What do our findings say about the impact of clinical judgment and patient preferences on clinical outcomes? Although clinicians and patients may be reluctant to forego clinical decision-making, our data suggest that undergoing randomization, rather than individualized treatment recommendations by clinicians, is not harmful. This conclusion calls into question clinicians' ability to determine which therapy is superior for their patients in the setting of clinical equipoise, i.e., when there is uncertainty in the expert community about which treatment is superior for patients in general [
]. It has also been suggested that some patients who are not randomly assigned to a treatment may achieve a better outcome not because of an objective therapeutic effect, but because they were assigned to the treatment arm they preferred—a logical extension of the placebo effect [
]. To account for this possible “preference effect,” some have called for incorporating patient treatment preferences into the analysis phase of RCTs [
]. Our data provide preliminary evidence that this preference effect does not bias the outcomes of RCTs: patients who received a treatment preferred by themselves or their clinicians did not experience superior outcomes.

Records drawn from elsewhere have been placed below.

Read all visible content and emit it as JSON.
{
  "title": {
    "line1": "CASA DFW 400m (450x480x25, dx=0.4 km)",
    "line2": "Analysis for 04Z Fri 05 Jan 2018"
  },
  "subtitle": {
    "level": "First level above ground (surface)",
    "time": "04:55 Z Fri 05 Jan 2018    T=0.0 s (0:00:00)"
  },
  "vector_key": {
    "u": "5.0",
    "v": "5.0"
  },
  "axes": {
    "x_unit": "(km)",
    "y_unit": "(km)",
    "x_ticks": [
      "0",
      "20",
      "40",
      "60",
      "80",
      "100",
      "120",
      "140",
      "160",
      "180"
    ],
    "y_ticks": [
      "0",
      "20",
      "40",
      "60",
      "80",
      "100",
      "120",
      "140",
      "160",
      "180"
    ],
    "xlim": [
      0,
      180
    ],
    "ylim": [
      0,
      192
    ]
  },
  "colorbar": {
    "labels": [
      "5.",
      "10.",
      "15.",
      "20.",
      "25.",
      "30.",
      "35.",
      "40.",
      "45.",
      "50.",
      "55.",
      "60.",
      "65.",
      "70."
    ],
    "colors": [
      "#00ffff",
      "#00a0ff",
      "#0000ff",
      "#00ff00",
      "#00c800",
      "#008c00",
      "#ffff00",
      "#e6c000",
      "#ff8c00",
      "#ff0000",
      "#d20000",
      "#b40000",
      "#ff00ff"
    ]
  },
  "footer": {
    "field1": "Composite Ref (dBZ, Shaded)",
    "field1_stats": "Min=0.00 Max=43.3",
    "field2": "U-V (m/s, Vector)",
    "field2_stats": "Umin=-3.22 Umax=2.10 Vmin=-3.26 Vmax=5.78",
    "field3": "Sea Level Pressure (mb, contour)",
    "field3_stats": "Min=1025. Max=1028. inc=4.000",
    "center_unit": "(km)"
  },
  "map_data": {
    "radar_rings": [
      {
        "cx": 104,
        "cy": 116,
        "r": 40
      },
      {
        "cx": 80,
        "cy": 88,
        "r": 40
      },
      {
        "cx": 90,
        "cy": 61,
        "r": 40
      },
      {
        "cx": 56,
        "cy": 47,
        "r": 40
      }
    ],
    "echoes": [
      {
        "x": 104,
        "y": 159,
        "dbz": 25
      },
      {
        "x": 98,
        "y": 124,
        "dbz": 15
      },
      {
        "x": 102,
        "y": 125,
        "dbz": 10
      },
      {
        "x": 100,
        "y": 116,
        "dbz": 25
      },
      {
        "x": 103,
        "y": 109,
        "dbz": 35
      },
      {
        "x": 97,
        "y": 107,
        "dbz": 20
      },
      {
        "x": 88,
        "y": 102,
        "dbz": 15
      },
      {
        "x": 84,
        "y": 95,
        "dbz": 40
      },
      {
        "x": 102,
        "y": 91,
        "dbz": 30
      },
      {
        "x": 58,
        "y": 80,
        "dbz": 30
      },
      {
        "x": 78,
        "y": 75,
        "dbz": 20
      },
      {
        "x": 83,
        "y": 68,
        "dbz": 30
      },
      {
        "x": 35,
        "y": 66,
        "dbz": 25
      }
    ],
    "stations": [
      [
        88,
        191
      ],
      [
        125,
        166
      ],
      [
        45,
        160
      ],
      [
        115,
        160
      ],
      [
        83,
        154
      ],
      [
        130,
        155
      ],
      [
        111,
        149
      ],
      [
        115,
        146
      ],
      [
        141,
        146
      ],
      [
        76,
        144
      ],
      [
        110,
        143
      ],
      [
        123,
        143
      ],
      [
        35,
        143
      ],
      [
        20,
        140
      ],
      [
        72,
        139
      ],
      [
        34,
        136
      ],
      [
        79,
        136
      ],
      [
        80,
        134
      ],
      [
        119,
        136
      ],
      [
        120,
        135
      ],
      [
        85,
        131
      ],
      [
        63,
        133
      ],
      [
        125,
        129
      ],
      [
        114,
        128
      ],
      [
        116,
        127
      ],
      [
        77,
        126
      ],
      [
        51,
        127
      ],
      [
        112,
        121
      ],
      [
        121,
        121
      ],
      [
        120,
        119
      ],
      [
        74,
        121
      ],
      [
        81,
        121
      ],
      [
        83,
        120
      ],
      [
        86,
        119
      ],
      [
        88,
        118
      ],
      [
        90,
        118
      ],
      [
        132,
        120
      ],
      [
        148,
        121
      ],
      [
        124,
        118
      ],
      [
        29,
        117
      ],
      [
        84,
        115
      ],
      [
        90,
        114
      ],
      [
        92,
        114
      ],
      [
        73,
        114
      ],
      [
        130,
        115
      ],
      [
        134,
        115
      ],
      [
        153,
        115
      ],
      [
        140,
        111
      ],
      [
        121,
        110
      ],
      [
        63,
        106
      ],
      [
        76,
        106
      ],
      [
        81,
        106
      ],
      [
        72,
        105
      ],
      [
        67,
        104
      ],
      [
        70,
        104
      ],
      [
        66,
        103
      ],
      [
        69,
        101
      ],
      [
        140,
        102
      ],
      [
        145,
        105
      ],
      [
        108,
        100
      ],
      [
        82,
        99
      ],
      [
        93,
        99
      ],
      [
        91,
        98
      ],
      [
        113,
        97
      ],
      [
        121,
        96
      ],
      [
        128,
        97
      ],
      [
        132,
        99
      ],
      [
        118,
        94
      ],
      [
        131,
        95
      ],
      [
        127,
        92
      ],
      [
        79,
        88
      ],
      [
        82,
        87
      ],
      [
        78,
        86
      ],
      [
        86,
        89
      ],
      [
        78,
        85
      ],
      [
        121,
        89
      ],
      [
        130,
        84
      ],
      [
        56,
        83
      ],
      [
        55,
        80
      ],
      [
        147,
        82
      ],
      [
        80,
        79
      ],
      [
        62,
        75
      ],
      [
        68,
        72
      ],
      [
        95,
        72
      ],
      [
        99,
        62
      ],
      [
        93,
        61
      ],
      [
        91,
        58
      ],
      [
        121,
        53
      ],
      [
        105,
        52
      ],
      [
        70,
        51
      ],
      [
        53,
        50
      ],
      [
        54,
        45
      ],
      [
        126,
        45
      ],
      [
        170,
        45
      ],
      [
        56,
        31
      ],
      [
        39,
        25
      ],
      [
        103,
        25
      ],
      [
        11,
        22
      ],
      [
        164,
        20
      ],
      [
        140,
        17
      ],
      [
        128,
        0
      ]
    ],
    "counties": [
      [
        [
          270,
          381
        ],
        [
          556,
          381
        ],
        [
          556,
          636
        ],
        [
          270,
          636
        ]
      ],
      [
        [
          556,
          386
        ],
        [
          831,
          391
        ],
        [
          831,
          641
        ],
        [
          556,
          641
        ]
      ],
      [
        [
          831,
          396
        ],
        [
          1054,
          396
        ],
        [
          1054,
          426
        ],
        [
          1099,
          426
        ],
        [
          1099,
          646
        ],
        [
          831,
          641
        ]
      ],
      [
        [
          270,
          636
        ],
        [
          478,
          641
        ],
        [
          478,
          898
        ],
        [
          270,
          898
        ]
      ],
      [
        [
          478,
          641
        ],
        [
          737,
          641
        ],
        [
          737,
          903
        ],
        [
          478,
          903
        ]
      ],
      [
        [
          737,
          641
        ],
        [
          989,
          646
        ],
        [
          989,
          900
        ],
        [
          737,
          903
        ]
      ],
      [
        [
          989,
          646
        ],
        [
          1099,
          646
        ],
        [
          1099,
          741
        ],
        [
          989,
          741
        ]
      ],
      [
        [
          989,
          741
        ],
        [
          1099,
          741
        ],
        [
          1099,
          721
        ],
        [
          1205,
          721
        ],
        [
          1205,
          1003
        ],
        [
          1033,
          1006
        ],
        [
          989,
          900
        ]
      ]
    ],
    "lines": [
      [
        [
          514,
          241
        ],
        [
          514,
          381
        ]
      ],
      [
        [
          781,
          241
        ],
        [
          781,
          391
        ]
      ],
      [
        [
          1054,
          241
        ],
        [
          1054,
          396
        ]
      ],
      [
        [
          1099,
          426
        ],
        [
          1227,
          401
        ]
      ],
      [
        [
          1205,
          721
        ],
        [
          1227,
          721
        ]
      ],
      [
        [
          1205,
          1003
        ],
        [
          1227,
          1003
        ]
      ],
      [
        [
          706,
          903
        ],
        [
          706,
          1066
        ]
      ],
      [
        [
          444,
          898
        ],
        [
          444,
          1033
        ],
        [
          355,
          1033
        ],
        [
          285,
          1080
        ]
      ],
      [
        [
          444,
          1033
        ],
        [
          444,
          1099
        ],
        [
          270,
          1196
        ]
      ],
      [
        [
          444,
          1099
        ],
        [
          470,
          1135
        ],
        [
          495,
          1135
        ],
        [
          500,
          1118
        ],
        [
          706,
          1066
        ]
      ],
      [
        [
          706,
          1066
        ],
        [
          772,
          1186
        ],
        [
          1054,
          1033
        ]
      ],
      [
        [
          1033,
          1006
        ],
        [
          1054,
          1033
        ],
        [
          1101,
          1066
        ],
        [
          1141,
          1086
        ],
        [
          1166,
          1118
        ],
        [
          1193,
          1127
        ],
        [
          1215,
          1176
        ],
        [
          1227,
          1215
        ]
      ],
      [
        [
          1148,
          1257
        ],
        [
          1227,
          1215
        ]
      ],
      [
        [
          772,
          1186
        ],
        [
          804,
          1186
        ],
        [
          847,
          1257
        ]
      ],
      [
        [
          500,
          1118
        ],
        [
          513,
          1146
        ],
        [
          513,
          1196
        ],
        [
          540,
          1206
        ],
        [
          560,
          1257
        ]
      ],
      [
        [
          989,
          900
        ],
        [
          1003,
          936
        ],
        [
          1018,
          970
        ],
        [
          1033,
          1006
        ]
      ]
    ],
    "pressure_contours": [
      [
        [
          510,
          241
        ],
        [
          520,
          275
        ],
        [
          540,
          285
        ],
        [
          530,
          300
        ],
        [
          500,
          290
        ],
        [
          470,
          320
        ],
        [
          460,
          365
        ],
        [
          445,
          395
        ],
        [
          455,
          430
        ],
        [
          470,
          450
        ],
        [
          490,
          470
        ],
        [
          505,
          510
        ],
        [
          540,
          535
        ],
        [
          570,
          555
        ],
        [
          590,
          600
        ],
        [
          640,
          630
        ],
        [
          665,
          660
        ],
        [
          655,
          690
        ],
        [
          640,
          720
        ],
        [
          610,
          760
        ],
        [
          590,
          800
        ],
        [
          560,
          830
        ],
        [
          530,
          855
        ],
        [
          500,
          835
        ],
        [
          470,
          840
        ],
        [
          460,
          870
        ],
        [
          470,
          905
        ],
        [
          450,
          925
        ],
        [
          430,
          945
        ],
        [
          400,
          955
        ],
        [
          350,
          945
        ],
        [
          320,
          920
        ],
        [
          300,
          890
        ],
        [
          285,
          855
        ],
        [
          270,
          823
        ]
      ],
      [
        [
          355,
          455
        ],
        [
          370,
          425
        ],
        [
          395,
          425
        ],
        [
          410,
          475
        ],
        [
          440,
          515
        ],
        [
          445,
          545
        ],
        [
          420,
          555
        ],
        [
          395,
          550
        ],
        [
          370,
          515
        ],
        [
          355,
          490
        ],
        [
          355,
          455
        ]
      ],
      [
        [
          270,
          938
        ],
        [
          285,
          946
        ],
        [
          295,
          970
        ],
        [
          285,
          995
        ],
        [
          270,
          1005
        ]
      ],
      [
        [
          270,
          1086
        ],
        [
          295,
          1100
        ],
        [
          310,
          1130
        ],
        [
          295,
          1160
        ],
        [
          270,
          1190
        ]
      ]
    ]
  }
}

These findings are consistent with the result of a recent review in which the authors stratified patients according to treatment received and then compared the outcome of patients who were randomized versus those who selected each therapy [
A critical barrier to enrolling patients in research studies is the fact that many patients are not even asked to participate [
]. One reason why physicians are reluctant to recruit their own patients is their reluctance to forego individualized treatment decisions for their patients [
]. This reluctance is especially important because physician recommendations are among the strongest predictors of trial enrollment [
]. The current findings suggest that in the setting of clinical equipoise, randomized treatment allocation as part of an RCT is unlikely to be harmful This does not imply that all research is not risky, as the risks and benefits of experimental treatment may vary substantially between studies. However, in the situation in which patients will have access to the treatments that are used in the study setting regardless of whether the patient enrolls, prospective participants and their referring physicians should be reassured: there is no evidence that random treatment assignment leads to worse clinical outcomes. Furthermore, patients who do participate in such research can contribute to the important objective of improving health and well-being for all patients.